La naturaleza rapaz y belicista de los países imperialistas se expresa nítidamente en la intervención militar, los bombardeos, las invasiones y la implantación de tropas de ocupación allí donde peligran sus intereses. EEUU y sus aliados continúan ocupando Afganistán, están presentes en Irak pese a que oficialmente se retiraron, actúan militarmente en Pakistán, mantienen tropas en Haití, intervienen apoyando a la reacción y las oligarquías en Venezuela, continúa el bloqueo económico contra Cuba. Francia invade Malí, interviene en Costa de Marfil, en la República Centroafricana. Rusia se anexiona por la fuerza varias repúblicas y regiones que estuvieron en los ámbitos de la URSS.

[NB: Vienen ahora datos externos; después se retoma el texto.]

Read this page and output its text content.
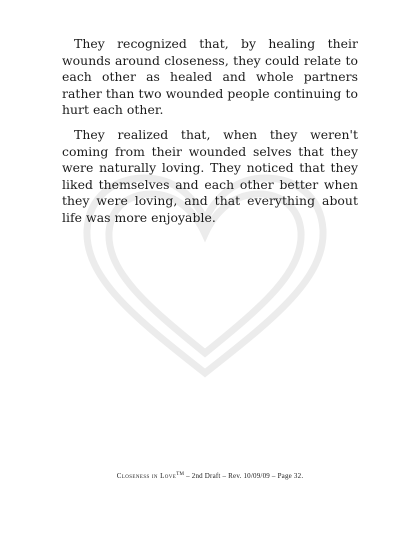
They recognized that, by healing their wounds around closeness, they could relate to each other as healed and whole partners rather than two wounded people continuing to hurt each other.

They realized that, when they weren't coming from their wounded selves that they were naturally loving. They noticed that they liked themselves and each other better when they were loving, and that everything about life was more enjoyable.

Closeness in Love™ – 2nd Draft – Rev. 10/09/09 – Page 32.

Israel, apoyada por los norteamericanos y europeos, desarrolló este año de 2014 una brutal agresión militar a Palestina, desató intensos bombardeos aéreos y repetidas cargas de misiles, en una ofensiva militar con tanques y tropas sobre la Franja de Gaza, asesinando a más de 2000 civiles, niños y ancianos. Actualmente rige una tregua y unos acuerdos que validan, en cierta medida, las demandas palestinas; pero que no constituyen una solución definitiva para el futuro soberano y popular del pueblo palestino. Los sionistas israelíes no han renunciado a sus afanes de aniquilar Palestina como Estado y despoblar sus territorios para ocuparlos.

Las contradicciones interimperialistas provocan la afirmación de antiguos bloques económicos: el TLC integrado por EEUU, Canadá y México, la Unión Europea, el Mercosur y el fortalecimiento de nuevos agrupamientos como los BRICS y la Alianza del Pacífico.

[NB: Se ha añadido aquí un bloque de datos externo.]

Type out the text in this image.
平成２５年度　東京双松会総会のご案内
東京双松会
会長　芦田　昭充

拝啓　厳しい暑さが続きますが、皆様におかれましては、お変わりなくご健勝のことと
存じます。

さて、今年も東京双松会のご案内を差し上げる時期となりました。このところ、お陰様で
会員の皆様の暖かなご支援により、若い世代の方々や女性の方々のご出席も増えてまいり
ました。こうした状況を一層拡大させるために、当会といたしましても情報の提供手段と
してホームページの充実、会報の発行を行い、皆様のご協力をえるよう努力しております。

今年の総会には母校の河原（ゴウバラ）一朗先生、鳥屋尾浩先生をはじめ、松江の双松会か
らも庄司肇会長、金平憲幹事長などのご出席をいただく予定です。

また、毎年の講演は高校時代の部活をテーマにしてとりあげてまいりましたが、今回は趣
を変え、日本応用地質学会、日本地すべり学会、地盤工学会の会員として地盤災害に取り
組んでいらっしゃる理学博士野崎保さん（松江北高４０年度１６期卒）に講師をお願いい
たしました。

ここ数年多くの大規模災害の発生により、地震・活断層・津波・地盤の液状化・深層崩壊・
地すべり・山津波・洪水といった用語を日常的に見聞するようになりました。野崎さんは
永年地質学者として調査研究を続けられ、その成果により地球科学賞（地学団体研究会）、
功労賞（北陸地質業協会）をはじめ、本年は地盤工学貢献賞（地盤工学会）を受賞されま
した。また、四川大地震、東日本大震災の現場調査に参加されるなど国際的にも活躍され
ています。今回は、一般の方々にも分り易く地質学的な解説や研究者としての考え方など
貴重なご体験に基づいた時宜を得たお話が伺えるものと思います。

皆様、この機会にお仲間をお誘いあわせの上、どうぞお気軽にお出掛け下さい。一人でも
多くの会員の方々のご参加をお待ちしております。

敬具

Asistimos a una intensa disputa de los mercados de los propios países imperialistas, así como de los estados dependientes de Asia, África y América Latina: Particularmente China es agresiva en la colocación de sus mercancías en todos los países, hasta haberse convertido en la tercera economía con más inversiones directas en otros países.

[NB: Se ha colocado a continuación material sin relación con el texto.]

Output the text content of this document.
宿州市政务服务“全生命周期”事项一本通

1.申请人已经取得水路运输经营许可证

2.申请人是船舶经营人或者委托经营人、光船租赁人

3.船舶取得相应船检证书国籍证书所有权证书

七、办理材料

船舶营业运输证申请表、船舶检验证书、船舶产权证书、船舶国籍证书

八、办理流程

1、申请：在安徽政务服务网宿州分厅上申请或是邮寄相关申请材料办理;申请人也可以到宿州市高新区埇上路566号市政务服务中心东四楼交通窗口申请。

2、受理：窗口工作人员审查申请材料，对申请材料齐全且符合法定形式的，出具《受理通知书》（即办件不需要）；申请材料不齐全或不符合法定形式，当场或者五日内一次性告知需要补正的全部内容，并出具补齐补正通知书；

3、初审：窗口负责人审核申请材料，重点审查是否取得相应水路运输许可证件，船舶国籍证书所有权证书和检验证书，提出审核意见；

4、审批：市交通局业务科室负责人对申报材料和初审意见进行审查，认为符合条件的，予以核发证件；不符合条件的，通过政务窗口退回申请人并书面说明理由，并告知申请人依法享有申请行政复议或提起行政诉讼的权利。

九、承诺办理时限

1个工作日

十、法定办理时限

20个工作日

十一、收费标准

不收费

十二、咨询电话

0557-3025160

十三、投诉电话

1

Otro ámbito de la disputa interimperialista se expresa en la carrera por obtener concesiones mineras y petroleras y comprar tierras agrícolas en grandes proporciones por parte de las compañías transnacionales y los propios Estados. El desarrollo de las fuerzas productivas, los avances de la ciencia y la tecnología, demandan en grandes cantidades materias primas, fuentes de energía, alimentos que deben encontrarse, de manera principal, en los países dependientes.

La confrontación económica, financiera y comercial se apoya en la política de disuasión militar y, más allá, rebasando las amenazas, asistimos a enfrentamientos bélicos localizados por apoderarse y/o mantener el control de países ricos en petróleo, en recursos naturales, también por espacios estratégicos para el control de regiones y/o para amenazar, intimidar y chantajear a las potencias imperialistas rivales, así como a los países etiquetados como «terroristas» o que apoyan el terrorismo.

Existen varios conflictos militares localizados en los que intervienen directamente por sus intereses los diversos países imperialistas:

En Siria, continúa desarrollándose una guerra civil reaccionaria que enfrenta a las fuerzas reaccionarias apoyadas por los imperialistas norteamericanos y de Europa Occidental, los gobiernos árabes que buscan implantar un régimen títere que pueda contribuir al cerco sobre Irán y, de otro lado, al gobierno de Al Asad, que es la continuación de un régimen antipopular instaurado hace varias décadas y que actualmente recibe el apoyo militar de Rusia.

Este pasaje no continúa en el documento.